He said technical details of the maritime corridor are being discussed with Israel and the United Nations.

Christodoulides has also spoken with UN general-secretary Antonio Guterres about the structure of the humanitarian aid to Gaza.

The idea is to bolster humanitarian relief provided to the Gaza Strip by importing large volumes by ship rather than the limited deliveries by truck through the Rafah crossing with Egypt.

But the Cypriot president gave no time frame for when a maritime operation may be up and running.

“We should not apply timeframes.

“What matters is that specific discussions on the initiative of the Republic of Cyprus – an initiative acknowledged by the international community – started on technical details,” said Christodoulides.

He said he contacted German Chancellor Olaf Scholz on Thursday, “we are moving toward the implementation stage when all the data is in place”.

Cyprus argues its proposal enhances the role of the European Union as it is the nearest member state to the Middle East.

“The initiative sends a message we want action, not just words, to show that we are a pillar of security and stability in the region,” said Christodoulides.

Foreign Minister Constantinos Kombos visited Tel Aviv on Thursday to discuss the Gaza initiative.

He told reporters Friday: “The security of the cargo is intertwined with the security of Israel, without whose consent there can be no corridor.”
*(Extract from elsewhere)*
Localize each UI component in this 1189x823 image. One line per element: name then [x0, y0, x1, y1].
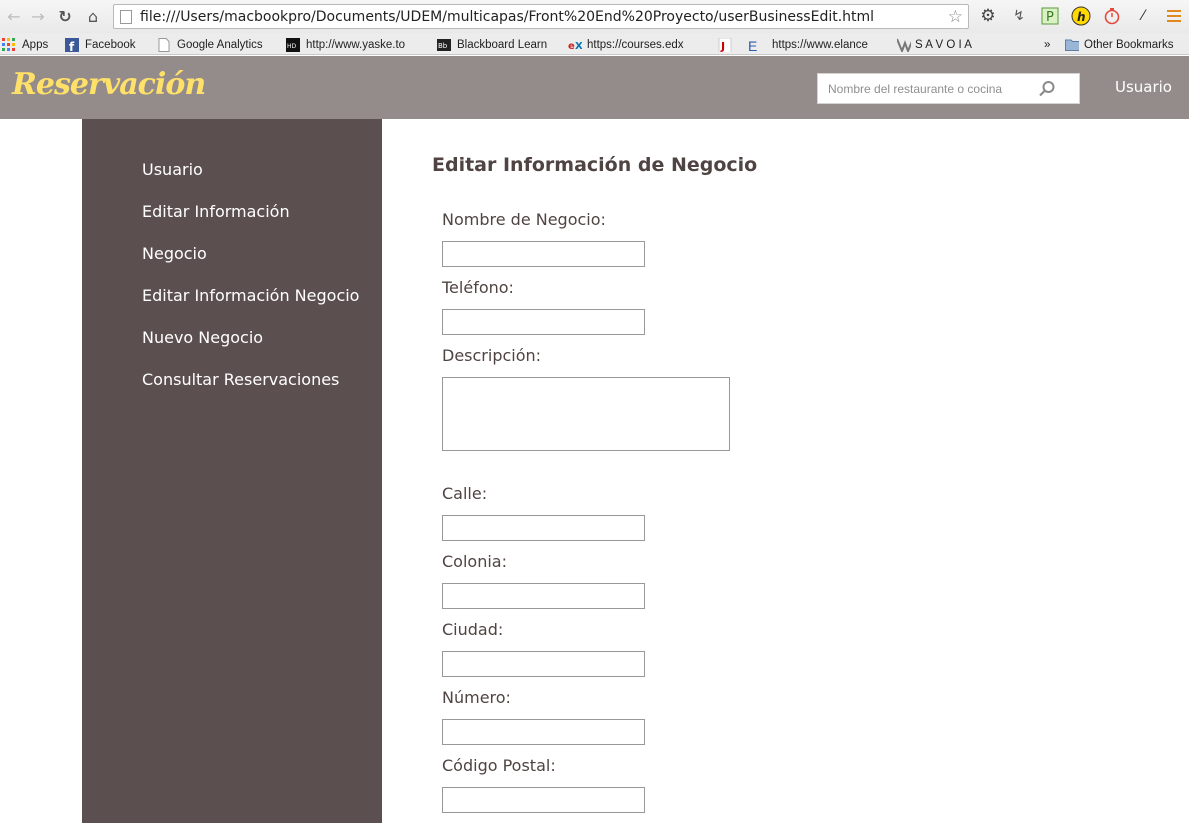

Supplies of water, electricity, fuel and food were cut off to the impoverished and densely populated territory in the aftermath of the October 7 Hamas attacks.

The health ministry in the Hamas-run Gaza Strip says relentless Israeli bombing since then has killed more than 11,100 people in the Palestinian territory, mainly civilians and many children.

Under Nicosia’s plan, aid would be collected, inspected and stored in Cyprus and then sent to Gaza on vessels checked daily by a joint committee including Israel.

The vessels would be accompanied by warships to a designated spot identified on the coast of Gaza, from where it would be sent to a safe, neutral area.

Cyprus has also served as a transit hub for foreign nationals evacuated from Israel since the Hamas incursion on Israel that Israeli officials say killed 1,400 people, mostly civilians.